Pakistani buses have art on them too
The term jingle truck comes from United States military slang, coined by servicemen in Afghanistan, although it may date to the British colonial period. The term came to be because of the "jingle" sound that the trucks make due to the chains hanging from the bumpers of the vehicles.
Many trucks and buses are highly customized and decorated by their owners. External truck decoration can cost thousands of dollars. The decoration often contains elements that remind the truck drivers of home, since they may be away from home for months at a time. Decoration may include structural changes, paintings, calligraphy, and ornamental decor like mirror work on the front and back of vehicles and wooden carvings on the truck doors. Depictions of various historical scenes and poetic verses are also common. Outfitting is often completed at a coach workshop. Chains and pendants often dangle off the front bumper.

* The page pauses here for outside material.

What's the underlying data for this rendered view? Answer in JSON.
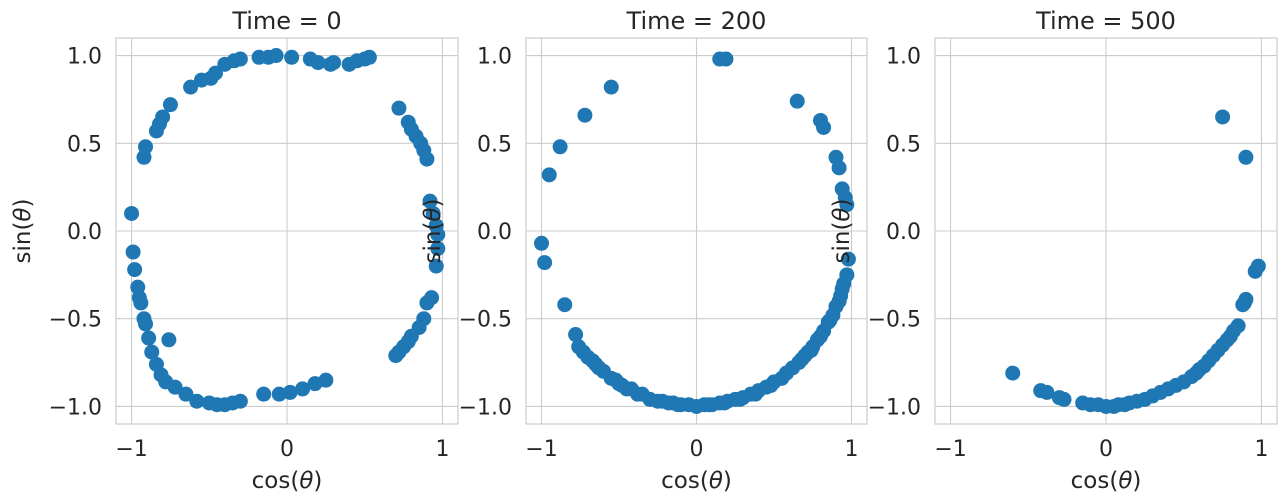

One of the most prominent truck artists is Haider Ali. Trained by his father from his youth, he first came to international attention in 2002 when he painted an authentic Pakistani truck as part of the Smithsonian Folklife Festival.
In Pakistan, Karachi is a major city center for truck art, though there are other hubs in Rawalpindi, Swat, Peshawar, Quetta and Lahore. Trucks from Balochistan and Peshawar are often heavily trimmed with wood, while trucks from Rawalpindi and Islamabad often feature plastic work. Camel bone ornamentation and predominance of red colours is commonly seen on trucks decorated in Sindh.
In India, the Delhi-based artist Tilak Raj Dhir states that the slogans he adds to his truck art, which is prevalent throughout the National Capital Region, often change with the socio-political atmosphere.
Truck art has extended beyond the decoration and ornamentation of trucks into other forms and media.
Though cars are not traditionally decorated in South Asia, there are examples of cars embellished in a truck art style. In 2009, The Foxy Shahzadi, a 1974 VW Beetle decordated in a truck art style, traveled from Pakistan to France over a 25-day journey. In the Indian city of Mumbai, some drivers decorate their taxis in a truck art style.
The lively colors of Pakistani trucks have inspired multiple fashion designers. The Italian fashion company Dolce & Gabbana used truck art-inspired displays in a 2015 campaign. Although used more often on women's fashion, some men's clothing have been inspired by South Asian truck art.
Largely a domestic art in its early years especially in North India and Pakistan, the ideation of beautifying trucks, lorries, and rickshaws with multifaceted patterns and calligraphy was common.
For truckers in India, that means a kaleidoscope of colors, slogans, and intricately painted symbols that are as much about bling -- as shrewd business sense. ..."A better looking truck attracts more business," says Shantanu Suman, graphic designer and filmmaker behind 2013 documentary "Horn Please," which explores India's spectacular truck art tradition.